A year ago, everything was different. Now, reflecting on my past, I realize that one year can do a lot to a person. At the beginning of this year, I was stuck in a toxic relationship. At first everything was amazing, but I’ve come to the conclusion that you learn more about a person at the end of the relationship versus the beginning. Throughout our three-year relationship, we had our ups and downs; though, I feel the good certainly outweighed the bad. But other times, I sit in my room, stare at the wall, and wonder why I ever allowed him to treat me the way he did. Though I've never endured physical abuse, I feel that mental abuse can be just as damaging. I allowed him to get into my head and make me believe things about myself that were untrue. I repeatedly asked myself; “ Am I good enough? Am I pretty enough? Do I have anxiety or depression?” I would battle with these ideas, until I felt numb inside. I changed into someone I did not want to be, and I didn't notice until after the relationship ended. Now, I have fresh eyes. I stayed with him for so long, because I didn't want to give up on what we had. I now realize ‘giving up’ doesn't mean you're weak. Letting go means you're strong, smart, and able to see what is best for YOU.

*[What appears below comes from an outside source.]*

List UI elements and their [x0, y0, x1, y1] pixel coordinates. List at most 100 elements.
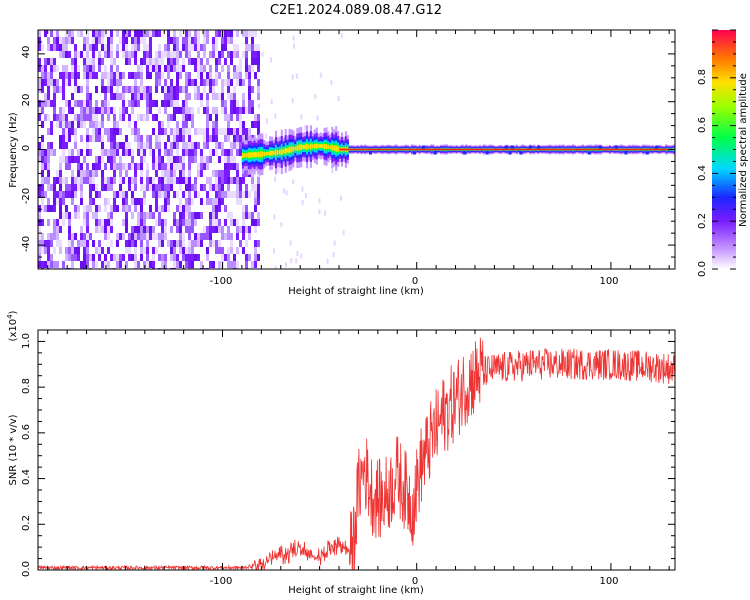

Joyce Meyer once said “No matter what you are going through, you’re going to make it. And when you come out on the other end, you’re going to be a better person.” After many hours of reflection, I realize I was too hard on myself. I now see how wise and strong I have become because of all of this. I believe self acceptance is extremely important; I am strong in my morals and beliefs and no matter what I go through, this will remain true.
Near the end, I met a group of girls just like myself whom I now call my bestfriends. We help each other grow, and inspire each other to be our best selves, and aspire to live our best lives. By truly being themselves, they have changed me without even trying. They picked me up from a low place and made me realize there's way more to life. I realize now I only have one life and I will not spend it questioning, regretting, hating, and running after people who refuse to see the real me. I'd rather spend it aspiring to be a giver. A giver of love, good vibes, and strength. Now, I live the life I've always wanted no matter what, spending it with the people who make me happy each and every day.